En résumé de tous ces principes, il faudrait opérer une vaste mise à jour du traité de 1967,  déterminer quelles orbites sont accessibles et pour quels types d’appareils, tout en redéfinissant la notion de propriété dans l’espace (et promouvoir un retour à la notion de « commun », à revers du Space Act de 2015).

***

Pour atteindre un tel objectif, explique Ramin Skibba, les décisions concernant l’espace devraient être plus inclusives « pas réservées aux leaders politiques et économiques, mais incluant astronomes, chercheurs en sciences sociales, éthiciens, juristes, indigènes et personnes directement concernées par les prédations du colonialisme en priorité ». Autrement dit : un domaine spatial devenu plus démocratique, comme le pressentait Roger Lesgards, ancien secrétaire général du Centre national d’études spatiales (CNES) dans son livre Conquête spatiale et démocratie (Presses de Sciences Po, 1998). D’autres, comme la philosophe Chelsea Haramia, signalent notre impérieux besoin de recourir à des « Space ethicists » et à de nouvelles institutions planétaires dans le but de poser des règles au-delà des gouvernement locaux, avec l’efficacité que l’on connaît aujourd’hui.

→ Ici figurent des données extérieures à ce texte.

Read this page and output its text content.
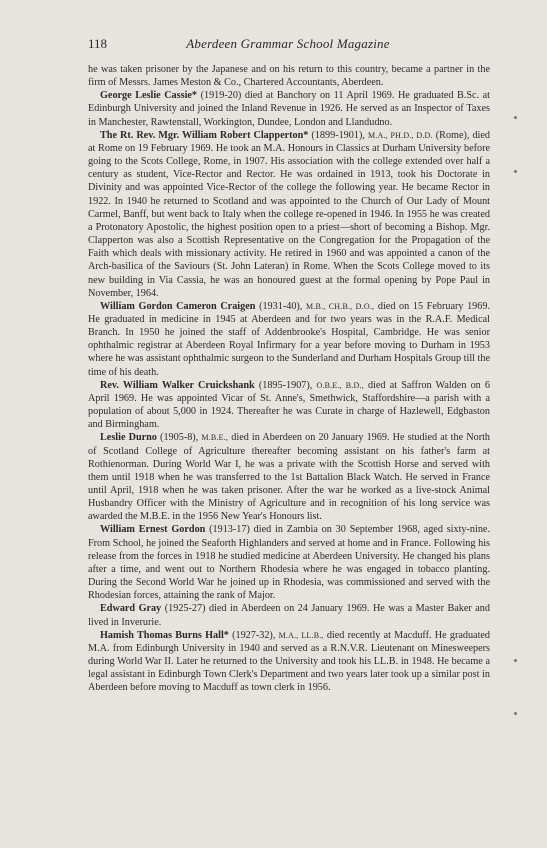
118	Aberdeen Grammar School Magazine

he was taken prisoner by the Japanese and on his return to this country, became a partner in the firm of Messrs. James Meston & Co., Chartered Accountants, Aberdeen.

George Leslie Cassie* (1919-20) died at Banchory on 11 April 1969. He graduated B.Sc. at Edinburgh University and joined the Inland Revenue in 1926. He served as an Inspector of Taxes in Manchester, Rawtenstall, Workington, Dundee, London and Llandudno.

The Rt. Rev. Mgr. William Robert Clapperton* (1899-1901), M.A., PH.D., D.D. (Rome), died at Rome on 19 February 1969. He took an M.A. Honours in Classics at Durham University before going to the Scots College, Rome, in 1907. His association with the college extended over half a century as student, Vice-Rector and Rector. He was ordained in 1913, took his Doctorate in Divinity and was appointed Vice-Rector of the college the following year. He became Rector in 1922. In 1940 he returned to Scotland and was appointed to the Church of Our Lady of Mount Carmel, Banff, but went back to Italy when the college re-opened in 1946. In 1955 he was created a Protonatory Apostolic, the highest position open to a priest—short of becoming a Bishop. Mgr. Clapperton was also a Scottish Representative on the Congregation for the Propagation of the Faith which deals with missionary activity. He retired in 1960 and was appointed a canon of the Arch-basilica of the Saviours (St. John Lateran) in Rome. When the Scots College moved to its new building in Via Cassia, he was an honoured guest at the formal opening by Pope Paul in November, 1964.

William Gordon Cameron Craigen (1931-40), M.B., CH.B., D.O., died on 15 February 1969. He graduated in medicine in 1945 at Aberdeen and for two years was in the R.A.F. Medical Branch. In 1950 he joined the staff of Addenbrooke's Hospital, Cambridge. He was senior ophthalmic registrar at Aberdeen Royal Infirmary for a year before moving to Durham in 1953 where he was assistant ophthalmic surgeon to the Sunderland and Durham Hospitals Group till the time of his death.

Rev. William Walker Cruickshank (1895-1907), O.B.E., B.D., died at Saffron Walden on 6 April 1969. He was appointed Vicar of St. Anne's, Smethwick, Staffordshire—a parish with a population of about 5,000 in 1924. Thereafter he was Curate in charge of Hazlewell, Edgbaston and Birmingham.

Leslie Durno (1905-8), M.B.E., died in Aberdeen on 20 January 1969. He studied at the North of Scotland College of Agriculture thereafter becoming assistant on his father's farm at Rothienorman. During World War I, he was a private with the Scottish Horse and served with them until 1918 when he was transferred to the 1st Battalion Black Watch. He served in France until April, 1918 when he was taken prisoner. After the war he worked as a live-stock Animal Husbandry Officer with the Ministry of Agriculture and in recognition of his long service was awarded the M.B.E. in the 1956 New Year's Honours list.

William Ernest Gordon (1913-17) died in Zambia on 30 September 1968, aged sixty-nine. From School, he joined the Seaforth Highlanders and served at home and in France. Following his release from the forces in 1918 he studied medicine at Aberdeen University. He changed his plans after a time, and went out to Northern Rhodesia where he was engaged in tobacco planting. During the Second World War he joined up in Rhodesia, was commissioned and served with the Rhodesian forces, attaining the rank of Major.

Edward Gray (1925-27) died in Aberdeen on 24 January 1969. He was a Master Baker and lived in Inverurie.

Hamish Thomas Burns Hall* (1927-32), M.A., LL.B., died recently at Macduff. He graduated M.A. from Edinburgh University in 1940 and served as a R.N.V.R. Lieutenant on Minesweepers during World War II. Later he returned to the University and took his LL.B. in 1948. He became a legal assistant in Edinburgh Town Clerk's Department and two years later took up a similar post in Aberdeen before moving to Macduff as town clerk in 1956.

Mais pour réellement décoloniser l’espace, ne faudrait-il pas décoloniser tout le reste, demande Uahikea Maile, chercheur en « Indigenous Studies  à l’Université de Toronto, qui suit par ailleurs les controverses sur le Téléscope de Mauna Kea, à Hawaii. A ce titre, écrit Ramin Skibba, nous devons nous demander, à l’échelle d’une société, ce que nous attendons de l’exploration spatiale, et à quoi nous acceptons de la soumettre. Bezos et Musk, deux hommes parmi les plus riches de la planète, n’en finissent pas de vouloir coloniser et commercialiser le Cosmos tout en violant les droits les plus élémentaires des travailleurs chez Amazon et Tesla : « ils parlent de civilisations utopiques qu’ils pourraient créer dans l’espace, mais ne font aucun effort pour la justice et l’égalité sur Terre ».

Aussi, conclut Ramin Skibba, il convient de mettre en place un nouveau régime qui préserve la beauté de l’espace, et cela nécessitera de prioriser la recherche scientifique et l’ouverture des bénéfices que celle-ci apporte à tout le monde, par exemple : « les traités internationaux pourraient limiter les espaces réservées aux activités commerciales. Des opérations durables et égalitaires dans l’espace devraient avant tout concerner la question environnementale, le partage des bénéfices et la préservation du droit des travailleurs. » On peut toujours rêver.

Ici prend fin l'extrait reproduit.